A Change is as Good as a Rest

Trade shows and garden shows are not a luxury if you want to see what is happening in your chosen business. Or hobby, come to that.

e are in the throes of the winter trade show season. But, as crowded as they are, only a small percentage of the nurseries in the vicinity of the show ever seem to attend. The same is true of flower shows. No matter how crowded they feel at times (remember standing in line for the bathroom), there are too many gardeners who have not yet discovered how much they open your eyes to other people's ideas.

Both trade shows and flower shows bring the best of plant material into one place. Yes, you can read about it, and see great pictures in various magazines, but I defy any journalist to catch in words the fragrance in the flower show tent early in the morning when it first opens after being closed all night, or, with the best of camera equipment, to record the changing brilliance of a flower as it catches the light.
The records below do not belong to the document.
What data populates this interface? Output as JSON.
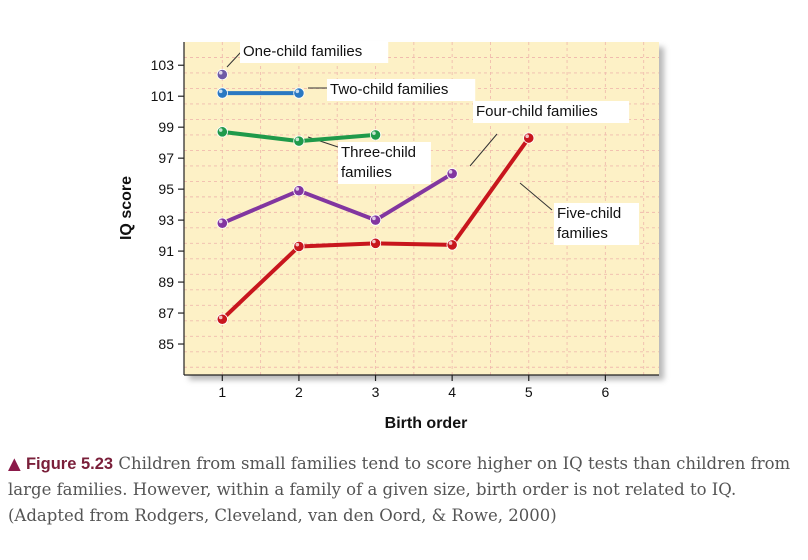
{
  "chart_data": {
    "type": "line",
    "xlabel": "Birth order",
    "ylabel": "IQ score",
    "x_ticks": [
      1,
      2,
      3,
      4,
      5,
      6
    ],
    "x_tick_labels": [
      "1",
      "2",
      "3",
      "4",
      "5",
      "6"
    ],
    "y_ticks": [
      85,
      87,
      89,
      91,
      93,
      95,
      97,
      99,
      101,
      103
    ],
    "y_tick_labels": [
      "85",
      "87",
      "89",
      "91",
      "93",
      "95",
      "97",
      "99",
      "101",
      "103"
    ],
    "xlim": [
      0.5,
      6.7
    ],
    "ylim": [
      83,
      104.5
    ],
    "grid": true,
    "background": "#fdf1c6",
    "series": [
      {
        "name": "One-child families",
        "color": "#6e5aa6",
        "x": [
          1
        ],
        "y": [
          102.4
        ]
      },
      {
        "name": "Two-child families",
        "color": "#2a78c2",
        "x": [
          1,
          2
        ],
        "y": [
          101.2,
          101.2
        ]
      },
      {
        "name": "Three-child families",
        "color": "#1f9a4a",
        "x": [
          1,
          2,
          3
        ],
        "y": [
          98.7,
          98.1,
          98.5
        ]
      },
      {
        "name": "Four-child families",
        "color": "#8236a0",
        "x": [
          1,
          2,
          3,
          4
        ],
        "y": [
          92.8,
          94.9,
          93.0,
          96.0
        ]
      },
      {
        "name": "Five-child families",
        "color": "#c8161d",
        "x": [
          1,
          2,
          3,
          4,
          5
        ],
        "y": [
          86.6,
          91.3,
          91.5,
          91.4,
          98.3
        ]
      }
    ],
    "annotations": [
      {
        "series": 0,
        "lines": [
          "One-child families"
        ]
      },
      {
        "series": 1,
        "lines": [
          "Two-child families"
        ]
      },
      {
        "series": 2,
        "lines": [
          "Three-child",
          "families"
        ]
      },
      {
        "series": 3,
        "lines": [
          "Four-child families"
        ]
      },
      {
        "series": 4,
        "lines": [
          "Five-child",
          "families"
        ]
      }
    ]
  },
  "caption": {
    "figure_label": "Figure 5.23",
    "text": "Children from small families tend to score higher on IQ tests than children from large families. However, within a family of a given size, birth order is not related to IQ. (Adapted from Rodgers, Cleveland, van den Oord, & Rowe, 2000)"
  }
}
Gardening is not necessarily keeping up with the Joneses, but commercial horticulture is not only keeping up but spotting trends and preparing to satisfy them. If you read an account of the display at a show, you share the analysis of the writer with everyone else who gets the magazine. But go there for yourself, and you create your own impressions and sense for yourself where the leaders are heading.

Doing a show properly takes time. There are friends to greet, salespeople who turn from a voice on the telephone or signature on a letter or e-mail to flesh and blood who will remember you on your next call and be that much more willing to help.There are the hints to pick up of what is hot and what is cooling off, the rivalries and mischief that can be fed with a half truth or two, and the renewal of the sense of belonging to a society of like-minded growers.
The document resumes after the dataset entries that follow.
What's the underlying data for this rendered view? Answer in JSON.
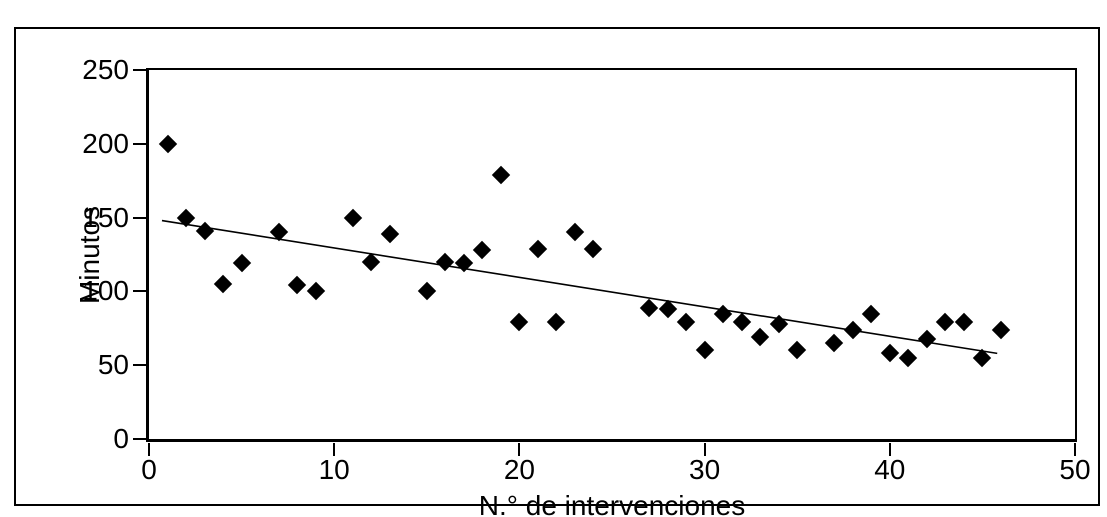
{
  "figure": {
    "background": "#ffffff",
    "border_color": "#000000",
    "text_color": "#000000"
  },
  "chart_data": {
    "type": "scatter",
    "title": "",
    "xlabel": "N.° de intervenciones",
    "ylabel": "Minutos",
    "xlim": [
      0,
      50
    ],
    "ylim": [
      0,
      250
    ],
    "x_ticks": [
      0,
      10,
      20,
      30,
      40,
      50
    ],
    "y_ticks": [
      0,
      50,
      100,
      150,
      200,
      250
    ],
    "grid": false,
    "legend": false,
    "marker": "diamond",
    "marker_color": "#000000",
    "points": [
      [
        1,
        200
      ],
      [
        2,
        150
      ],
      [
        3,
        141
      ],
      [
        4,
        105
      ],
      [
        5,
        119
      ],
      [
        7,
        140
      ],
      [
        8,
        104
      ],
      [
        9,
        100
      ],
      [
        11,
        150
      ],
      [
        12,
        120
      ],
      [
        13,
        139
      ],
      [
        15,
        100
      ],
      [
        16,
        120
      ],
      [
        17,
        119
      ],
      [
        18,
        128
      ],
      [
        19,
        179
      ],
      [
        20,
        79
      ],
      [
        21,
        129
      ],
      [
        22,
        79
      ],
      [
        23,
        140
      ],
      [
        24,
        129
      ],
      [
        27,
        89
      ],
      [
        28,
        88
      ],
      [
        29,
        79
      ],
      [
        30,
        60
      ],
      [
        31,
        85
      ],
      [
        32,
        79
      ],
      [
        33,
        69
      ],
      [
        34,
        78
      ],
      [
        35,
        60
      ],
      [
        37,
        65
      ],
      [
        38,
        74
      ],
      [
        39,
        85
      ],
      [
        40,
        58
      ],
      [
        41,
        55
      ],
      [
        42,
        68
      ],
      [
        43,
        79
      ],
      [
        44,
        79
      ],
      [
        45,
        55
      ],
      [
        46,
        74
      ]
    ],
    "trend_line": {
      "x1": 0.7,
      "y1": 148,
      "x2": 45.8,
      "y2": 58
    }
  }
}
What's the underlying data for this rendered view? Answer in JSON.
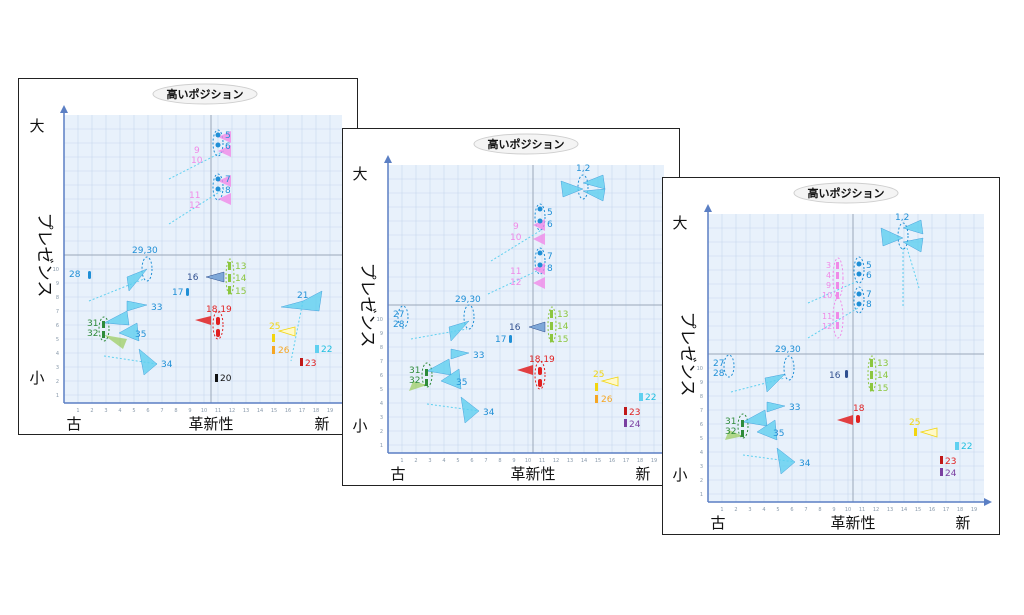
{
  "panels": [
    {
      "id": "panel-1",
      "title": "高いポジション",
      "y_label_top": "大",
      "y_label_side": "プレゼンス",
      "y_label_bottom": "小",
      "x_label_left": "古",
      "x_label_center": "革新性",
      "x_label_right": "新"
    },
    {
      "id": "panel-2",
      "title": "高いポジション",
      "y_label_top": "大",
      "y_label_side": "プレゼンス",
      "y_label_bottom": "小",
      "x_label_left": "古",
      "x_label_center": "革新性",
      "x_label_right": "新"
    },
    {
      "id": "panel-3",
      "title": "高いポジション",
      "y_label_top": "大",
      "y_label_side": "プレゼンス",
      "y_label_bottom": "小",
      "x_label_left": "古",
      "x_label_center": "革新性",
      "x_label_right": "新"
    }
  ],
  "x_axis_ticks": [
    "1",
    "2",
    "3",
    "4",
    "5",
    "6",
    "7",
    "8",
    "9",
    "10",
    "11",
    "12",
    "13",
    "14",
    "15",
    "16",
    "17",
    "18",
    "19"
  ],
  "y_axis_ticks": [
    "1",
    "2",
    "3",
    "4",
    "5",
    "6",
    "7",
    "8",
    "9",
    "10"
  ],
  "colors": {
    "grid_bg": "#e8f1fb",
    "grid_line": "#c5d8ee",
    "axis": "#5b7fc4",
    "cyan": "#5fd0f0",
    "blue": "#1f8fd6",
    "pink": "#f08ae8",
    "green": "#8cc63f",
    "dark_green": "#2e8b3a",
    "red": "#e02020",
    "yellow": "#f2d50f",
    "orange": "#f5a623",
    "navy": "#2f4f8f",
    "purple": "#7a3fa0"
  },
  "panel_1_markers": {
    "m5": "5",
    "m6": "6",
    "m9": "9",
    "m10": "10",
    "m7": "7",
    "m8": "8",
    "m11": "11",
    "m12": "12",
    "m29_30": "29,30",
    "m28": "28",
    "m16": "16",
    "m17": "17",
    "m13": "13",
    "m14": "14",
    "m15": "15",
    "m21": "21",
    "m33": "33",
    "m18_19": "18,19",
    "m31": "31",
    "m32": "32",
    "m35": "35",
    "m25": "25",
    "m26": "26",
    "m22": "22",
    "m23": "23",
    "m34": "34",
    "m20": "20"
  },
  "panel_2_markers": {
    "m1_2": "1,2",
    "m5": "5",
    "m6": "6",
    "m9": "9",
    "m10": "10",
    "m7": "7",
    "m8": "8",
    "m11": "11",
    "m12": "12",
    "m27": "27",
    "m28": "28",
    "m29_30": "29,30",
    "m13": "13",
    "m14": "14",
    "m15": "15",
    "m16": "16",
    "m17": "17",
    "m33": "33",
    "m18_19": "18,19",
    "m31": "31",
    "m32": "32",
    "m35": "35",
    "m25": "25",
    "m26": "26",
    "m22": "22",
    "m23": "23",
    "m24": "24",
    "m34": "34"
  },
  "panel_3_markers": {
    "m1_2": "1,2",
    "m3": "3",
    "m4": "4",
    "m5": "5",
    "m6": "6",
    "m9": "9",
    "m10": "10",
    "m7": "7",
    "m8": "8",
    "m11": "11",
    "m12": "12",
    "m27": "27",
    "m28": "28",
    "m29_30": "29,30",
    "m16": "16",
    "m13": "13",
    "m14": "14",
    "m15": "15",
    "m33": "33",
    "m18": "18",
    "m31": "31",
    "m32": "32",
    "m35": "35",
    "m25": "25",
    "m22": "22",
    "m23": "23",
    "m24": "24",
    "m34": "34"
  }
}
Shows do take time, time when you could be potting or ordering, time when the summer weeding gets a little bit ahead of you. But it is time well spent, for the change from routine that it gives, for the fellowship and for the few short hours when the jobs waiting back at the ranch can be set aside with a good conscience. If you have never got into the habit of doing a show or two each season, give it a try. You will grow from the experience.